A v B  EWHC 2116 (Comm)
In A v B, the court was required to review an order the defendant, Mr H, a Chinese national with very limited English. Mr H had been found in contempt for failure to make disclosures required by a freezing order and sentenced to 18 months in prison. The sentencing judge had advised Mr H that if he complied with the disclosure requirements there would be substantial remission. Since then, Mr H had fully complied with the disclosure order, the proceedings had ended and the arbitration award and costs had been settled in full.
Knowles J held that the information that Mr H had no assets was useful and should have been disclosed. However the court was satisfied Mr H’s conduct did not involve a conscious or tactical plan not to comply with the freezing order. The language barrier and lack of communication prevented Mr. H from being able to understand what was required of him after the committal hearing. It was clear that key communications had not reached him, or not in translated form.
Between the two court dates, Mr H fully complied with the disclosure obligations imposed on him and he gained no advantage by the non-disclosure. The court considered the sanction of prison unnecessary. Mr H’s contempt was purged
This case shows that courts are sympathetic to defendants who have valid reasons for failing to comply with an order (in this case the most important reason was the language barrier), provided that they ultimately take sufficient steps to purge their contempt.
The courts consider two factors in contempt procedures:
- whether a defendant’s conduct in breach of an injunctive order is so outrageous as to require punishment in the form of imprisonment; and
- whether a defendant is taking steps in order to purge his/her contempt and comply with the terms of the initial order.
There are often multiple opportunities for defendants to comply with court orders, and as explained in Kimyani v Sandhu, it is good practice for judges to make it clear what proportion of the sentence can be reduced by subsequent remedial conduct.
These three cases also highlight the role culpability can play in sentencing decisions. A v B can be distinguished from OCS Group v Dadi and Kimyani v Sandhu because the defendant complied with the order at the first opportunity to do so, whereas the latter cases involved intentional, sometimes repeated, breaches of the injunctive orders. Similarly, Ms Sandhu’s repeated deliberate breaches and perjury justified the higher sentence compared to Mr Dadi.

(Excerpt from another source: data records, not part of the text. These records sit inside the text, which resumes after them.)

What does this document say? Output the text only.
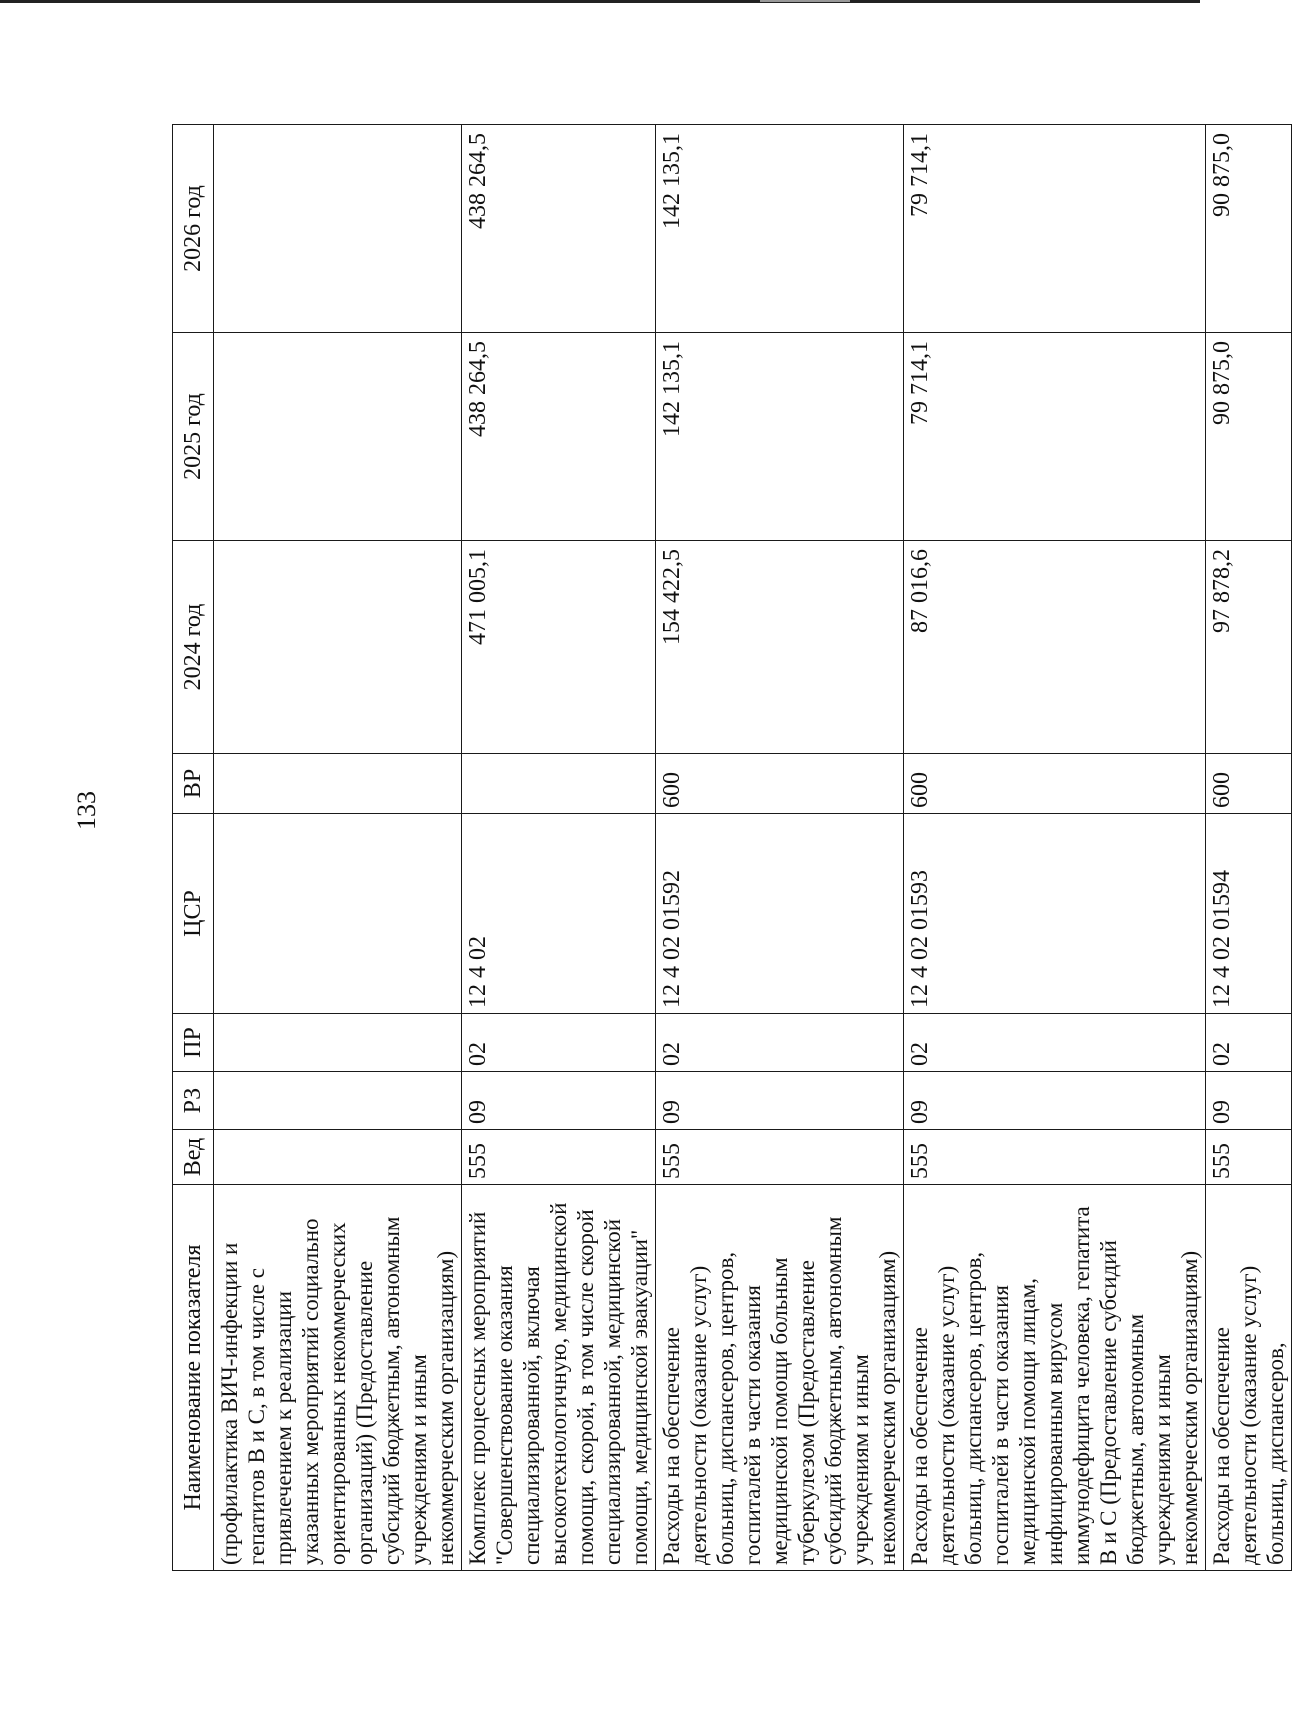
133
Наименование показателя	Вед	РЗ	ПР	ЦСР	ВР	2024 год	2025 год	2026 год
(профилактика ВИЧ-инфекции и гепатитов В и С, в том числе с привлечением к реализации указанных мероприятий социально ориентированных некоммерческих организаций) (Предоставление субсидий бюджетным, автономным учреждениям и иным некоммерческим организациям)								
Комплекс процессных мероприятий "Совершенствование оказания специализированной, включая высокотехнологичную, медицинской помощи, скорой, в том числе скорой специализированной, медицинской помощи, медицинской эвакуации"	555	09	02	12 4 02		471 005,1	438 264,5	438 264,5
Расходы на обеспечение деятельности (оказание услуг) больниц, диспансеров, центров, госпиталей в части оказания медицинской помощи больным туберкулезом (Предоставление субсидий бюджетным, автономным учреждениям и иным некоммерческим организациям)	555	09	02	12 4 02 01592	600	154 422,5	142 135,1	142 135,1
Расходы на обеспечение деятельности (оказание услуг) больниц, диспансеров, центров, госпиталей в части оказания медицинской помощи лицам, инфицированным вирусом иммунодефицита человека, гепатита В и С (Предоставление субсидий бюджетным, автономным учреждениям и иным некоммерческим организациям)	555	09	02	12 4 02 01593	600	87 016,6	79 714,1	79 714,1
Расходы на обеспечение деятельности (оказание услуг) больниц, диспансеров,	555	09	02	12 4 02 01594	600	97 878,2	90 875,0	90 875,0
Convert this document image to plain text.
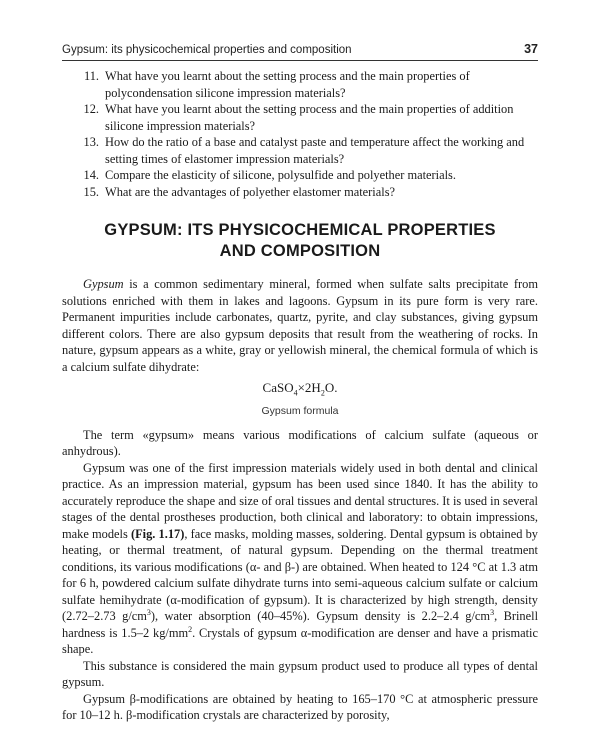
Gypsum: its physicochemical properties and composition	37
11. What have you learnt about the setting process and the main properties of polycondensation silicone impression materials?
12. What have you learnt about the setting process and the main properties of addition silicone impression materials?
13. How do the ratio of a base and catalyst paste and temperature affect the working and setting times of elastomer impression materials?
14. Compare the elasticity of silicone, polysulfide and polyether materials.
15. What are the advantages of polyether elastomer materials?
GYPSUM: ITS PHYSICOCHEMICAL PROPERTIES
AND COMPOSITION

Gypsum is a common sedimentary mineral, formed when sulfate salts precipitate from solutions enriched with them in lakes and lagoons. Gypsum in its pure form is very rare. Permanent impurities include carbonates, quartz, pyrite, and clay substances, giving gypsum different colors. There are also gypsum deposits that result from the weathering of rocks. In nature, gypsum appears as a white, gray or yellowish mineral, the chemical formula of which is a calcium sulfate dihydrate:

$CaSO_4\times 2H_2O$.
Gypsum formula

The term «gypsum» means various modifications of calcium sulfate (aqueous or anhydrous).

Gypsum was one of the first impression materials widely used in both dental and clinical practice. As an impression material, gypsum has been used since 1840. It has the ability to accurately reproduce the shape and size of oral tissues and dental structures. It is used in several stages of the dental prostheses production, both clinical and laboratory: to obtain impressions, make models (Fig. 1.17), face masks, molding masses, soldering. Dental gypsum is obtained by heating, or thermal treatment, of natural gypsum. Depending on the thermal treatment conditions, its various modifications (α- and β-) are obtained. When heated to 124 °C at 1.3 atm for 6 h, powdered calcium sulfate dihydrate turns into semi-aqueous calcium sulfate or calcium sulfate hemihydrate (α-modification of gypsum). It is characterized by high strength, density (2.72–2.73 $g/cm^3$), water absorption (40–45%). Gypsum density is 2.2–2.4 $g/cm^3$, Brinell hardness is 1.5–2 $kg/mm^2$. Crystals of gypsum α-modification are denser and have a prismatic shape.

This substance is considered the main gypsum product used to produce all types of dental gypsum.

Gypsum β-modifications are obtained by heating to 165–170 °C at atmospheric pressure for 10–12 h. β-modification crystals are characterized by porosity,
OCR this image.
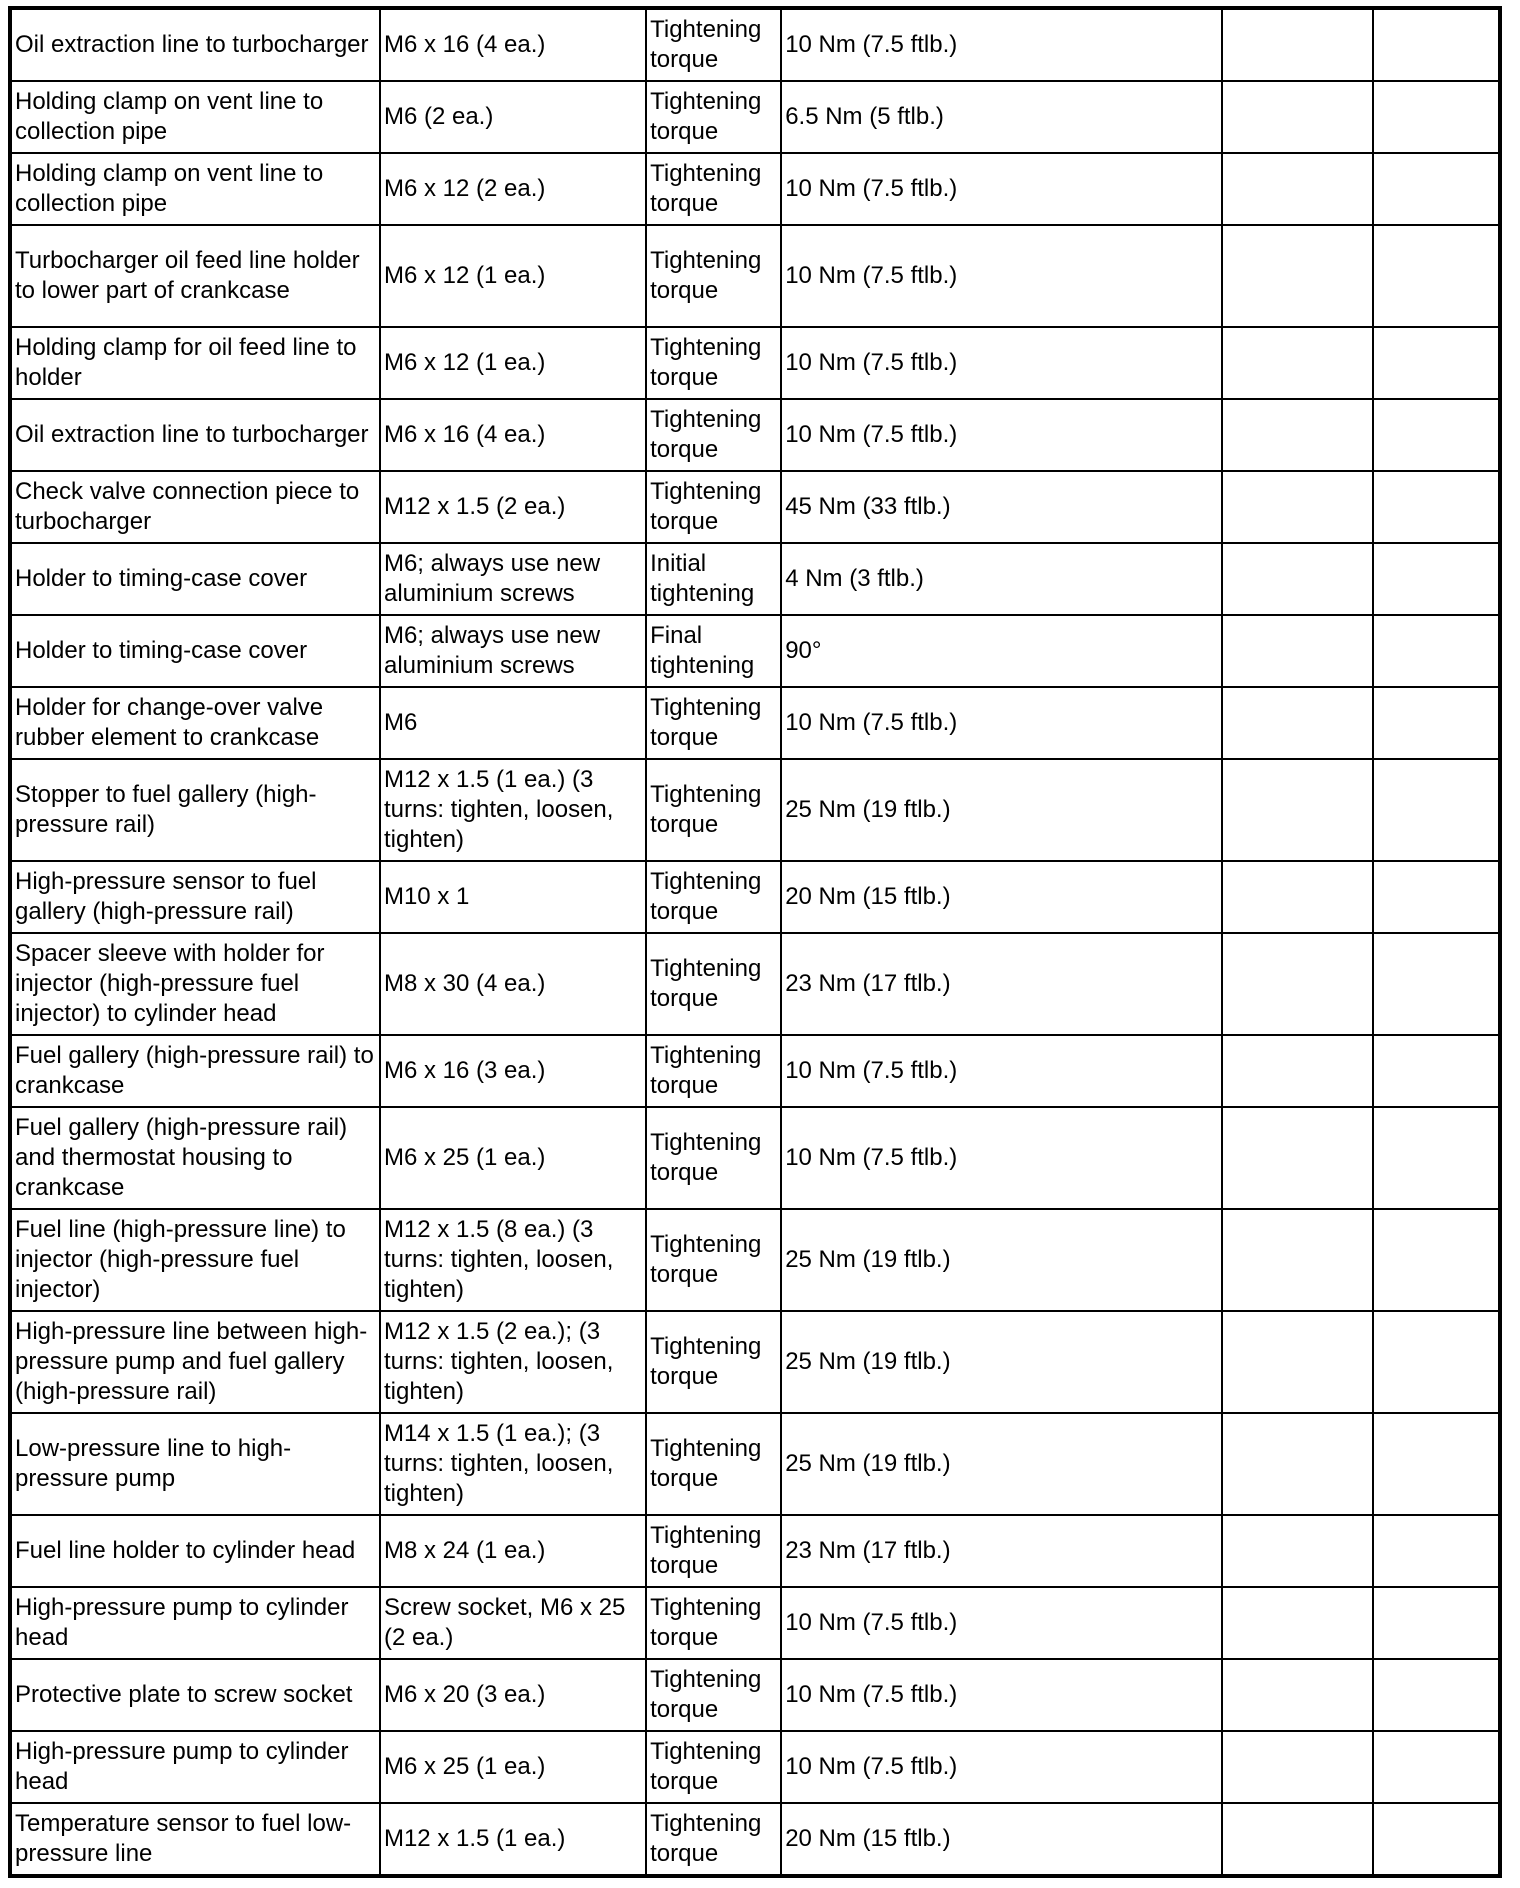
Oil extraction line to turbocharger	M6 x 16 (4 ea.)	Tightening torque	10 Nm (7.5 ftlb.)		
Holding clamp on vent line to collection pipe	M6 (2 ea.)	Tightening torque	6.5 Nm (5 ftlb.)		
Holding clamp on vent line to collection pipe	M6 x 12 (2 ea.)	Tightening torque	10 Nm (7.5 ftlb.)		
Turbocharger oil feed line holder to lower part of crankcase	M6 x 12 (1 ea.)	Tightening torque	10 Nm (7.5 ftlb.)		
Holding clamp for oil feed line to holder	M6 x 12 (1 ea.)	Tightening torque	10 Nm (7.5 ftlb.)		
Oil extraction line to turbocharger	M6 x 16 (4 ea.)	Tightening torque	10 Nm (7.5 ftlb.)		
Check valve connection piece to turbocharger	M12 x 1.5 (2 ea.)	Tightening torque	45 Nm (33 ftlb.)		
Holder to timing-case cover	M6; always use new aluminium screws	Initial tightening	4 Nm (3 ftlb.)		
Holder to timing-case cover	M6; always use new aluminium screws	Final tightening	90°		
Holder for change-over valve rubber element to crankcase	M6	Tightening torque	10 Nm (7.5 ftlb.)		
Stopper to fuel gallery (high-pressure rail)	M12 x 1.5 (1 ea.) (3 turns: tighten, loosen, tighten)	Tightening torque	25 Nm (19 ftlb.)		
High-pressure sensor to fuel gallery (high-pressure rail)	M10 x 1	Tightening torque	20 Nm (15 ftlb.)		
Spacer sleeve with holder for injector (high-pressure fuel injector) to cylinder head	M8 x 30 (4 ea.)	Tightening torque	23 Nm (17 ftlb.)		
Fuel gallery (high-pressure rail) to crankcase	M6 x 16 (3 ea.)	Tightening torque	10 Nm (7.5 ftlb.)		
Fuel gallery (high-pressure rail) and thermostat housing to crankcase	M6 x 25 (1 ea.)	Tightening torque	10 Nm (7.5 ftlb.)		
Fuel line (high-pressure line) to injector (high-pressure fuel injector)	M12 x 1.5 (8 ea.) (3 turns: tighten, loosen, tighten)	Tightening torque	25 Nm (19 ftlb.)		
High-pressure line between high-pressure pump and fuel gallery (high-pressure rail)	M12 x 1.5 (2 ea.); (3 turns: tighten, loosen, tighten)	Tightening torque	25 Nm (19 ftlb.)		
Low-pressure line to high-pressure pump	M14 x 1.5 (1 ea.); (3 turns: tighten, loosen, tighten)	Tightening torque	25 Nm (19 ftlb.)		
Fuel line holder to cylinder head	M8 x 24 (1 ea.)	Tightening torque	23 Nm (17 ftlb.)		
High-pressure pump to cylinder head	Screw socket, M6 x 25 (2 ea.)	Tightening torque	10 Nm (7.5 ftlb.)		
Protective plate to screw socket	M6 x 20 (3 ea.)	Tightening torque	10 Nm (7.5 ftlb.)		
High-pressure pump to cylinder head	M6 x 25 (1 ea.)	Tightening torque	10 Nm (7.5 ftlb.)		
Temperature sensor to fuel low-pressure line	M12 x 1.5 (1 ea.)	Tightening torque	20 Nm (15 ftlb.)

These cases also serve as a reminder that courts take contempt very seriously. The penal notice attached to court orders is not an idle threat. OCS Group v Dadi in particular shows that courts do not shy away from punishing defendants even in areas, such as employment law, where prison sentences are seldom imposed. The rationale, as emphasised in that case is simple, “The system will not work if people think they can ignore court orders and destroy evidence. Those who do so can expect terms of imprisonment”.